01 Temmuz'dan itibaren elektriğe gelen zamdan sonra 01 Ekim'den geçerli olmak üzere gelen ikinci zam, beni ister istemez enerjide tasarruf yapmaya sevk edecek görünüyor. Benim tasarrufum bana. Başkasını bağlamaz. Olur ya! Yok mu bu işi ucuza getirmenin yolu diyen olursa diye, uygulamayı düşündüğüm enerji tasarrufumu takdirlerinize sunuyorum:
*Akşamları televizyonu açıp haber, tartışma programı, dizi vs izlemeyeceğim.
*Kolay kolay masaüstü bilgisayarını kullanmayacağım.
*Telefonumun şarj ihtiyacını, çalıştığım kurumun prizlerinden ya da eş-dostun evinde otururken gidereceğim. Efendim telefonumu bir şarja koyabilir miyim, diyeceğim. "Efendim, bizim şarj cihazımız sizin telefona uymaz denirse cebimden ya da çantamdan şarj cihazımı çıkarıp bende var, efendim! Şunu takın, diyeceğim.
*Lüzumsuz ve gereksiz lambaları söndüreceğim. Tasarruf ampullerinden öte voltajı en düşük ampullerle odaların lambalarını değiştireceğim.
*Akşam ışıklar yokmuş gibi davranıp tüm işlerimi gündüz güneş ışığı varken halledeceğim.
*Buzdolabı hariç prizlerde takılı ne kadar fiş varsa çıkaracağım.
*Akşam, yatsı ve sabah namazlarını kılmak veya başka ihtiyaçlarımı gidermek için sokak lambalarından -şayet yanıyorsa- azami derece istifa edeceğim.
*Erken yatıp erken kalkacağım. Gece kuşu gibi evde dolaşıp durmayacağım. Gece lavabo ve wc ihtiyacım baş gösterirse ışığı yakmamak için hava aydınlanıncaya kadar kendimi yatağın içinde sıkacağım. Gerekirse kıvranacağım.
*Zorunlu hallerde kullanmak üzere evde bir gaz lambası bulunduracağım. Yeni bir gaz lambası almamak için eskiden kalma gaz lambası varsa annemden isteyeceğim.
*Aydınlanmak için ışık yakmam gerekiyorsa evde sadece bir odanın ışığı yanacak. Aile efradından isteyen istediği odaya geçip ışık yakamayacak. Herkes tek odada oturacak.
*Başka odadan bir eşya alınacaksa ışık yakılmayacak.
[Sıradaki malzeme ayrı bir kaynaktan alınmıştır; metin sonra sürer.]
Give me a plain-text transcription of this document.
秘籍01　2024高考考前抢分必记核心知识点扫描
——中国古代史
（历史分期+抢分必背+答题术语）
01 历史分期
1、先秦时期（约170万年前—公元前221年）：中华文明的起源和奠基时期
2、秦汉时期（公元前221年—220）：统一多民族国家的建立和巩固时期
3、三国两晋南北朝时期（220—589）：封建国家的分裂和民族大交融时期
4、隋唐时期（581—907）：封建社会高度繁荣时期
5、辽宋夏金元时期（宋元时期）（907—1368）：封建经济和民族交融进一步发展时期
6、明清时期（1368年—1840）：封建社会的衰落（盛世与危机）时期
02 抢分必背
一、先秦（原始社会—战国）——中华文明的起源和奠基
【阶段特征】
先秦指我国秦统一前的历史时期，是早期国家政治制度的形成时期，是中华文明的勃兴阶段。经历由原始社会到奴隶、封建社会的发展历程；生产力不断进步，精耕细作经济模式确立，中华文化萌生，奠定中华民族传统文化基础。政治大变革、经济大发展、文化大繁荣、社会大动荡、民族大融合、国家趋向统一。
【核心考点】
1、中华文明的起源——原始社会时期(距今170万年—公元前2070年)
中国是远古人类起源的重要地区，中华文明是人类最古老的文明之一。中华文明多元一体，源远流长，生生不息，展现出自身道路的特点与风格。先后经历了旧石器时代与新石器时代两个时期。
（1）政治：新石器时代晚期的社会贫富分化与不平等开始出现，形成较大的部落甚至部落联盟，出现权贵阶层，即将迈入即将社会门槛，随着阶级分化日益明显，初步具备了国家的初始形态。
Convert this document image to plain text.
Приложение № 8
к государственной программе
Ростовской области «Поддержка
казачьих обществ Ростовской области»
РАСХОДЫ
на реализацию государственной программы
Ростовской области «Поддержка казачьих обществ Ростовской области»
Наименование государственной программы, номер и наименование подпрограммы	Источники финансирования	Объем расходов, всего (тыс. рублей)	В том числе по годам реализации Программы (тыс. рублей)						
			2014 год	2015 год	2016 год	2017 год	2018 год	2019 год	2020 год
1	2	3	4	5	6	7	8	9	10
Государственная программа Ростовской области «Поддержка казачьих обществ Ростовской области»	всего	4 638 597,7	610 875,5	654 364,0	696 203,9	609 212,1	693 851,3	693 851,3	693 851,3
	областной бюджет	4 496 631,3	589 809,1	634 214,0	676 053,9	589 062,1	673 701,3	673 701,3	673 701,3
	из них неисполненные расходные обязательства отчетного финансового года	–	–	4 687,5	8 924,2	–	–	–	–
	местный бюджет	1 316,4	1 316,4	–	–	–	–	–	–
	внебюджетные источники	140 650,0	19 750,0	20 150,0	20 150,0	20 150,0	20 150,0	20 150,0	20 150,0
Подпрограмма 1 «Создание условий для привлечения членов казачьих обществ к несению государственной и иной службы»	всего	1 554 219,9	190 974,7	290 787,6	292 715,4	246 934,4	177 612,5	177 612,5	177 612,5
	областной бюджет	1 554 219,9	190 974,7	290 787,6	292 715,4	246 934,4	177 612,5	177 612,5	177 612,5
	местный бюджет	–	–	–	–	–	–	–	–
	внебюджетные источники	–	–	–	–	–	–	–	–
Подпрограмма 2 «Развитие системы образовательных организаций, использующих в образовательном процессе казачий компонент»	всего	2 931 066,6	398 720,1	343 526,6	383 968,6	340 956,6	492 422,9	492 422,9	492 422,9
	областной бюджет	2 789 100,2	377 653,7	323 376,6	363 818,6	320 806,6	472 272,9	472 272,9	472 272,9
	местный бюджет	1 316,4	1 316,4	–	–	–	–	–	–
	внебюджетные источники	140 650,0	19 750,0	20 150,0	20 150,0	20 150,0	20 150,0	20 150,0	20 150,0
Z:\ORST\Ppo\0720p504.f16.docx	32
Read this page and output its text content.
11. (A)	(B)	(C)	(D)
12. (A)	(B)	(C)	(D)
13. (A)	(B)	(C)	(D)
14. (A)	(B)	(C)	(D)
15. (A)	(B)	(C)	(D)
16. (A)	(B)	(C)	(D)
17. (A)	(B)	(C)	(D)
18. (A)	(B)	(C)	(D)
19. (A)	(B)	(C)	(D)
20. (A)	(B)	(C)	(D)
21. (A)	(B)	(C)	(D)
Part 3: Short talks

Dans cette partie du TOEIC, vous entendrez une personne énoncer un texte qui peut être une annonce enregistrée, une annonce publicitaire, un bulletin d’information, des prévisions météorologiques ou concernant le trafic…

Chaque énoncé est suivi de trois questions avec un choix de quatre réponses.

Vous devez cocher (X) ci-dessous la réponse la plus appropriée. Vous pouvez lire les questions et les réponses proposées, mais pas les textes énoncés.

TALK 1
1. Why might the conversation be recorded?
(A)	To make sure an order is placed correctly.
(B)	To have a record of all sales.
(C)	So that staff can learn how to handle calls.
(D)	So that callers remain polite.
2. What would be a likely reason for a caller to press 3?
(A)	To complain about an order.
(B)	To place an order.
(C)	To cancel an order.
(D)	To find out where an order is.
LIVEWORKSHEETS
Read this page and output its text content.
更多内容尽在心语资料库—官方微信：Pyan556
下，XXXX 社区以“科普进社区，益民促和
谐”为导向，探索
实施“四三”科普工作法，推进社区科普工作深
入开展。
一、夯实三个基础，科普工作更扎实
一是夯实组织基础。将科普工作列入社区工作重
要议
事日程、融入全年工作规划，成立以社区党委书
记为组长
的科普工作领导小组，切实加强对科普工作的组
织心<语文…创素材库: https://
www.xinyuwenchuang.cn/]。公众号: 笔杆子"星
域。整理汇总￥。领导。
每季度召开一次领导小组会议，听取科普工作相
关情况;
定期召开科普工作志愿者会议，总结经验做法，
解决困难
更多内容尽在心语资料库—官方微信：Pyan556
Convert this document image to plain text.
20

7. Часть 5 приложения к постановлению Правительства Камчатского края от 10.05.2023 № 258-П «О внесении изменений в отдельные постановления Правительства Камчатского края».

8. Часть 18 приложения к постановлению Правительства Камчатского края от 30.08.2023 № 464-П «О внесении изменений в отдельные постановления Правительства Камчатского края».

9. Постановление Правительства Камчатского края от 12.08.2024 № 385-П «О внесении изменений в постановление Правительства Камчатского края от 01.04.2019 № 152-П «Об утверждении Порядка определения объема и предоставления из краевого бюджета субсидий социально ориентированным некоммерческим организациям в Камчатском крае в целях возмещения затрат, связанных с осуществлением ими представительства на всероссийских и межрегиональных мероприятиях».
El feneri kullanılacak. El feneri yoksa cep telefonunun ışığından veya fenerinden yararlanılacak.
*Fırına ihtiyaç duyan her türlü pasta, kek vb hamur işi ikinci bir emre kadar yapılmayacak. Tost vb. yiyecekler için tost makinesi çalıştırılmayacak. Gerekirse ekmek tavada ısıtılacak.
*Kirli çamaşır birikmeden çamaşır makinesi çalıştırılmayacak. Zorunlu hallerde çamaşır elde yıkanacak. Bu iş kesinlikte gündüz vakti yapılacak.
*Yıkanan çamaşır, ütü istiyorsa ütü kullanılmayacak. Çamaşır daha önceki ütü yerlerinden katlanılarak minderin altına konacak. Bundan sonra kıyafet alırken ütü istemeyen kıyafetlerin alınmasına öncelik verilecektir.
*Akşam misafir kabul edilmeyecek. Her türlü misafir kabulleri gündüz vakti yapılacaktır. Zorunlu hallerde akşam misafir kabul edilecekse; misafirden, eve geldiğinde zile basmaması istenecek. Misafir içeri alınırken, uğurlanırken veya ikram esnasında ışık yakılacak. Oturma esnasında ışık söndürülüp karanlıkta oturulacak veya gaz lambası yakılacak. Oturma esnasında iki odanın ışığı yanmasın diye haremlik selamlık uygulanmayacak. Kadın-erkek, çoluk-çocuk aynı odaya oturacaktır.
*Bulaşık makinesi zorunlu haller dışında çalıştırılmayacak. Bunun yerine ellerimiz çalışacak. Eşim yıkayacak, ben de durulayacağım.
Daha neler neler... Uyguladığım bu tasarruf tedbirleri sonucunda, üretilen elektrik elinde kalan elektrik dağıtım şirketleri, evime kadar gelip Allah aşkına vazgeç bu sevdadan. Al elektriği kaçtan istiyorsan, senin dediğin olsun diyecek. Bekleyip göreceğiz. Bakalım er mi yaman, bey mi yaman?